🤖 AI Summary
This work addresses the limited ability of existing models to reliably discern whether evidence genuinely supports a claim, due to insufficient supervision over evidence dependency in fact-checking tasks. The authors propose a case-based evidence verification framework that automatically constructs supervision signals without manual annotation by integrating local context, external evidence, and structured claims to generate explicit supporting samples alongside semantically controlled non-supporting samples—including counterfactual errors and topic-relevant negatives. Instantiated in the radiology domain, the resulting model significantly outperforms baselines that rely solely on cases or evidence: it maintains robust performance when correct evidence is present but exhibits marked degradation upon evidence removal or substitution, thereby demonstrating authentic evidence dependency and strong out-of-distribution generalization.
📝 Abstract
Evidence-grounded reasoning requires more than attaching retrieved text to a prediction: a model should make decisions that depend on whether the provided evidence supports the target claim. In practice, this often fails because supervision is weak, evidence is only loosely tied to the claim, and evaluation does not test evidence dependence directly. We introduce case-grounded evidence verification, a general framework in which a model receives a local case context, external evidence, and a structured claim, and must decide whether the evidence supports the claim for that case.

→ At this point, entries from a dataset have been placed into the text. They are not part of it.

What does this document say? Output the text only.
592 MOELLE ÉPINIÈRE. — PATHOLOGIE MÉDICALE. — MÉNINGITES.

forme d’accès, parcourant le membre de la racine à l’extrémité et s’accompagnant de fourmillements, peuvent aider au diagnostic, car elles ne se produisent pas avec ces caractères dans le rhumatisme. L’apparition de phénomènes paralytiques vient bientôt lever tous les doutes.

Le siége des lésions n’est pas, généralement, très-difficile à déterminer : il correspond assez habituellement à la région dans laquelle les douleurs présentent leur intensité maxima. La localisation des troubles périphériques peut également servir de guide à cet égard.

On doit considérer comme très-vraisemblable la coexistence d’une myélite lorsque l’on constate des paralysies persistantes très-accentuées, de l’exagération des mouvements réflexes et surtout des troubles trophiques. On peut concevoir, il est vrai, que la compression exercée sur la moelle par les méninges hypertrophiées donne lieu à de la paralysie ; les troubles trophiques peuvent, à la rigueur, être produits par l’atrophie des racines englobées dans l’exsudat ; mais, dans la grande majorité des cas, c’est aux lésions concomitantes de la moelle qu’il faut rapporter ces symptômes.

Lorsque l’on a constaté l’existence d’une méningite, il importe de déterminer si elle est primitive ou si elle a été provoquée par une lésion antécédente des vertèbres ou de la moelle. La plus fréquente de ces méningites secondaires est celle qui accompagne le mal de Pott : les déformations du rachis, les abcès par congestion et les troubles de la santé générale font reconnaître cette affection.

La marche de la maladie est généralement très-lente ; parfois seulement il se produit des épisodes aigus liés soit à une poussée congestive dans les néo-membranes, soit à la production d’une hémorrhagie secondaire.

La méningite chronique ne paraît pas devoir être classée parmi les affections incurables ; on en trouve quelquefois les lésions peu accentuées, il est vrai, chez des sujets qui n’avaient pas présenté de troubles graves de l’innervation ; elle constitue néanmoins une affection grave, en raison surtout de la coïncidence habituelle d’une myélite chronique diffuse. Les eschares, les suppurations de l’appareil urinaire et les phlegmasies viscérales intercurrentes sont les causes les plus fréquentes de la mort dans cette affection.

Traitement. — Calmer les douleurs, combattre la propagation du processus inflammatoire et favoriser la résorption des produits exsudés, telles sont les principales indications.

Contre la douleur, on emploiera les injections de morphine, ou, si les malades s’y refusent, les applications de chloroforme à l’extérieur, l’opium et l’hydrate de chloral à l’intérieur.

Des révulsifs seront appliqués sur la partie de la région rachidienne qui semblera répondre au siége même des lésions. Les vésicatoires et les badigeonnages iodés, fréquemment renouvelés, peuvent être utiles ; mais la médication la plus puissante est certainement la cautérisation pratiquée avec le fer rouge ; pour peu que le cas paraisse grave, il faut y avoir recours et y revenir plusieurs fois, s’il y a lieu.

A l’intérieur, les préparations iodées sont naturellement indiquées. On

Our key contribution is a supervision construction procedure that generates explicit support examples together with semantically controlled non-support examples, including counterfactual wrong-state and topic-related negatives, without manual evidence annotation. We instantiate the framework in radiology and train a standard verifier on the resulting support task. The learned verifier substantially outperforms both case-only and evidence-only baselines, remains strong under correct evidence, and collapses when evidence is removed or swapped, indicating genuine evidence dependence. This behavior transfers across unseen evidence articles and an external case distribution, though performance degrades under evidence-source shift and remains sensitive to backbone choice. Overall, the results suggest that a major bottleneck in evidence grounding is not only model capacity, but the lack of supervision that encodes the causal role of evidence.